Archivmeldung vom 10.06.2013

Bitte beachten Sie, dass die Meldung den Stand der Dinge zum Zeitpunkt ihrer Veröffentlichung am 10.06.2013 wiedergibt. Eventuelle in der Zwischenzeit veränderte Sachverhalte bleiben daher unberücksichtigt.

Freigeschaltet durch Thorsten Schmitt
Bild: Jens Kemle / pixelio.de
Bild: Jens Kemle / pixelio.de

Die Vize-Vorsitzende der Linksfraktion im Bundestag, Sarah Wagenknecht, rechnet sich gute Erfolgsaussichten für die Verhandlung des Bundesverfassungsgerichts zum Aufkauf der Anleihen kriselnder Eurostaaten durch die Europäische Zentralbank (EZB) aus. "Ich spüre Rückenwind für unsere Klagen. Überall wachsen die Zweifel an der zerstörerischen Idee, erst Banken mit Steuergeld zu retten und dann den Steuerzahlern die Kosten aufzubrummen", sagte Wagenknecht "Handelsblatt-Online".

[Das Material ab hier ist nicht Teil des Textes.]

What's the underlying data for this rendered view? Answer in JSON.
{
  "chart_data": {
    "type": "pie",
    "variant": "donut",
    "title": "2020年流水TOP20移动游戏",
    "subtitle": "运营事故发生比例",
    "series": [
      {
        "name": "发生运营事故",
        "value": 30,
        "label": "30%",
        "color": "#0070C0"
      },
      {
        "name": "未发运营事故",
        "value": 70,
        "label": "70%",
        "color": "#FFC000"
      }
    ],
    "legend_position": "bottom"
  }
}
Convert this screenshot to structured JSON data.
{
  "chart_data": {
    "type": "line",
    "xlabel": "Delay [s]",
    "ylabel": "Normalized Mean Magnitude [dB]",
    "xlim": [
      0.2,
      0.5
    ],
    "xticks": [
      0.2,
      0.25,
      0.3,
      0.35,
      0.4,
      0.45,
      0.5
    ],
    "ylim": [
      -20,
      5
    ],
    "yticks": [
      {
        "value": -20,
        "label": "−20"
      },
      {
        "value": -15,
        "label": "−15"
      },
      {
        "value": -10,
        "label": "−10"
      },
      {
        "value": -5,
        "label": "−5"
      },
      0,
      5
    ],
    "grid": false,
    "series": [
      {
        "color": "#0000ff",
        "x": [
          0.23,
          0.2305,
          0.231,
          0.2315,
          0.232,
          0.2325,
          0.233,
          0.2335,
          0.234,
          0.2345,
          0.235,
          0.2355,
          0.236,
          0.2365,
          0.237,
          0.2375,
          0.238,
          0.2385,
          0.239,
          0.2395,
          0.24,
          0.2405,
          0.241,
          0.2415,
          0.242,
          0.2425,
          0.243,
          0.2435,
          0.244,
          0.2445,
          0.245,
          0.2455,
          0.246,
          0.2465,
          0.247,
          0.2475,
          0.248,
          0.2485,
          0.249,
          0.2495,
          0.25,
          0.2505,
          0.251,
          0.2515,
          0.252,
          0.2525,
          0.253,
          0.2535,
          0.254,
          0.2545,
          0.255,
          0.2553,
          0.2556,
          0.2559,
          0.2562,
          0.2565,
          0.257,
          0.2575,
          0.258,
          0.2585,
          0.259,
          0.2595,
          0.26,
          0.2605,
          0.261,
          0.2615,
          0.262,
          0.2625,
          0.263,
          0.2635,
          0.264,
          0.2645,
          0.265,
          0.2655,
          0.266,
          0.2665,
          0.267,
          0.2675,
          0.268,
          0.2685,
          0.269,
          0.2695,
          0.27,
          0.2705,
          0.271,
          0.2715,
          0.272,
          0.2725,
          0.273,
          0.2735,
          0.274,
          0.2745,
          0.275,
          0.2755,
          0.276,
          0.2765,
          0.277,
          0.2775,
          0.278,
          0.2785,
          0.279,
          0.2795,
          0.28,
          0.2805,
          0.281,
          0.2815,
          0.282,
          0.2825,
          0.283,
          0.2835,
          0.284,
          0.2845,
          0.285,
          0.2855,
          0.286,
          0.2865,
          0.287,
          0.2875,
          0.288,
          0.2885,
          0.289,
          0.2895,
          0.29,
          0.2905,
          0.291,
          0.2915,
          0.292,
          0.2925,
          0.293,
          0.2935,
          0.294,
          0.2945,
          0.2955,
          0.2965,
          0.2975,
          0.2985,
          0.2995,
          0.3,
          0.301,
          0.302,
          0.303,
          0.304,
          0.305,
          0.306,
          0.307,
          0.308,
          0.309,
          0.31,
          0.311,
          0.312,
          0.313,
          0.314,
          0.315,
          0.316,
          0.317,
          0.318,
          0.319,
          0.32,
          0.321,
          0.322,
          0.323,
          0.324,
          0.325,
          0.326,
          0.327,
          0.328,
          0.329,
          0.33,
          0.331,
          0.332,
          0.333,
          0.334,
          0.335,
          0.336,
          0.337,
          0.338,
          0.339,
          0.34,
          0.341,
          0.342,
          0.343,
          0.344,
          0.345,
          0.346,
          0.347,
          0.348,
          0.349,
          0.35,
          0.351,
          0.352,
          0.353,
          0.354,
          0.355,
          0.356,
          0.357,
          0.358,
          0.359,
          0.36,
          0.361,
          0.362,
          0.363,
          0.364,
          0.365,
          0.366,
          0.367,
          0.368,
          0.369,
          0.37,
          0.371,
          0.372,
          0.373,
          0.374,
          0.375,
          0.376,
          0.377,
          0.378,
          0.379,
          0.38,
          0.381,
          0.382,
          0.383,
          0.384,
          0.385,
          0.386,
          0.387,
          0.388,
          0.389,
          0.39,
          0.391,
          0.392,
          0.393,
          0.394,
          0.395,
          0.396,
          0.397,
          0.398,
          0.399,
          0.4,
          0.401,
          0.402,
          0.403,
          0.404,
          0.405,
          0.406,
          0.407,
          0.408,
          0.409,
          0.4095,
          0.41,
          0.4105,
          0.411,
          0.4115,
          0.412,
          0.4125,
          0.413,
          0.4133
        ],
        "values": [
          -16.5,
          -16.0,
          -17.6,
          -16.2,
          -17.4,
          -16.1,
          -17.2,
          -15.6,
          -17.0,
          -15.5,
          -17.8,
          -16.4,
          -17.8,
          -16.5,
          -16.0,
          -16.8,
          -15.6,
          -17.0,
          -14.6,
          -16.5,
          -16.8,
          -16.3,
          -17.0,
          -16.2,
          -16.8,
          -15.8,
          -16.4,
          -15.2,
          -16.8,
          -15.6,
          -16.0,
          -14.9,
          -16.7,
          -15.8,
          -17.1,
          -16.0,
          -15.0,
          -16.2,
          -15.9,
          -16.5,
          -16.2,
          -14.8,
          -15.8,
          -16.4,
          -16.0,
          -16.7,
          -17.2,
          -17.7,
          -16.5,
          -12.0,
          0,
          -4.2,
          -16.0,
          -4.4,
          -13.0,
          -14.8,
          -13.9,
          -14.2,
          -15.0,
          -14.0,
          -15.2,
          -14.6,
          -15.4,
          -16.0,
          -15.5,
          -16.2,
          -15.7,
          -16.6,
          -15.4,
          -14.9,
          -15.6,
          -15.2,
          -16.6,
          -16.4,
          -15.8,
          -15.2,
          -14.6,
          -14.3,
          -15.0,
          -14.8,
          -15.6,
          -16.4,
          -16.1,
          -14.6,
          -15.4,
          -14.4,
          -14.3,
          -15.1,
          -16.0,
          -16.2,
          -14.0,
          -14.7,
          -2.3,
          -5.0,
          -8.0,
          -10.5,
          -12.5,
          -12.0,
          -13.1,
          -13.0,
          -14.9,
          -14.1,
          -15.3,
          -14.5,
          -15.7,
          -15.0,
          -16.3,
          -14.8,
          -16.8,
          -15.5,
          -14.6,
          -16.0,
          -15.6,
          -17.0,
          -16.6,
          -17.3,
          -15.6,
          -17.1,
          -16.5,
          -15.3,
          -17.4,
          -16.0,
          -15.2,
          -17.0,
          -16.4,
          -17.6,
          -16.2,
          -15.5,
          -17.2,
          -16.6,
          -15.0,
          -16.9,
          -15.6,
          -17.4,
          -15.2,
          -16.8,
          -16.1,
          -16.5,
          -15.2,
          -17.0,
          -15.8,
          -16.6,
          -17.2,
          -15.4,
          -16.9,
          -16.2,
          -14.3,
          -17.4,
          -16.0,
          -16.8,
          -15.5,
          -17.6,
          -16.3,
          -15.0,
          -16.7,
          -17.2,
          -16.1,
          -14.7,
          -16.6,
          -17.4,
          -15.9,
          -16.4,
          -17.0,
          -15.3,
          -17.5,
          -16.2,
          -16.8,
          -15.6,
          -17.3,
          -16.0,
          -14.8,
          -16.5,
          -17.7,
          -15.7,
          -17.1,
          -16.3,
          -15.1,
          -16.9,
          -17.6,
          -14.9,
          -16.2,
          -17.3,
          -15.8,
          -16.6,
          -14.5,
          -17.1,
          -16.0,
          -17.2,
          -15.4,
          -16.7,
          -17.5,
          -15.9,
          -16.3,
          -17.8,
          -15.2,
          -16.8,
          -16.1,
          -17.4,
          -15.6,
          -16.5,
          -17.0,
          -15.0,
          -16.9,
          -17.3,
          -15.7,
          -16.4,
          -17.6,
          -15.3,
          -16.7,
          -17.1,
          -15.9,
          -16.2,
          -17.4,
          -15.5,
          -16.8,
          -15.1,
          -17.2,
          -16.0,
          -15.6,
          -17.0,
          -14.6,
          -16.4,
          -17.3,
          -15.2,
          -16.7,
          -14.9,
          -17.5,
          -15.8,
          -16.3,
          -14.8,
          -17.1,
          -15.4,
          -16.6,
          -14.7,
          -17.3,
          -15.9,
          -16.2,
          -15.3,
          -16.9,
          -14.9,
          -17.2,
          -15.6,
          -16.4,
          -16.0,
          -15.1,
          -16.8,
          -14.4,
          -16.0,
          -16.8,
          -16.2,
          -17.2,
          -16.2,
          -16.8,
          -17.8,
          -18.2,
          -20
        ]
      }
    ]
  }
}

Wagenknecht nahm dabei Bezug auf die selbstkritische Analyse des Internationalen Währungsfonds (IWF) zur Griechenland-Rettung. "Der IWF hat gerade erst offen gesagt, dass dieser Kurs erstens falsch, zweitens unnötig teuer und drittens niemals alternativlos war, wie (Kanzlerin Angela) Merkel immer behauptet hat." Und selbst der ehemalige Verfassungsrechtler Udo di Fabio habe "substanzielle Zweifel daran, dass die Notenbanken sich im Rahmen des Grundgesetzes bewegen". Es müsse vielmehr ein substanzielles Abweichen von Merkels Kurs geben, "sonst bröckelt der Euro von mehreren Seiten weg, und das zu verhindern wird jeden Tag schwerer". "Es geht in Karlsruhe nicht um Sekt oder Selters", unterstrich Wagenknecht.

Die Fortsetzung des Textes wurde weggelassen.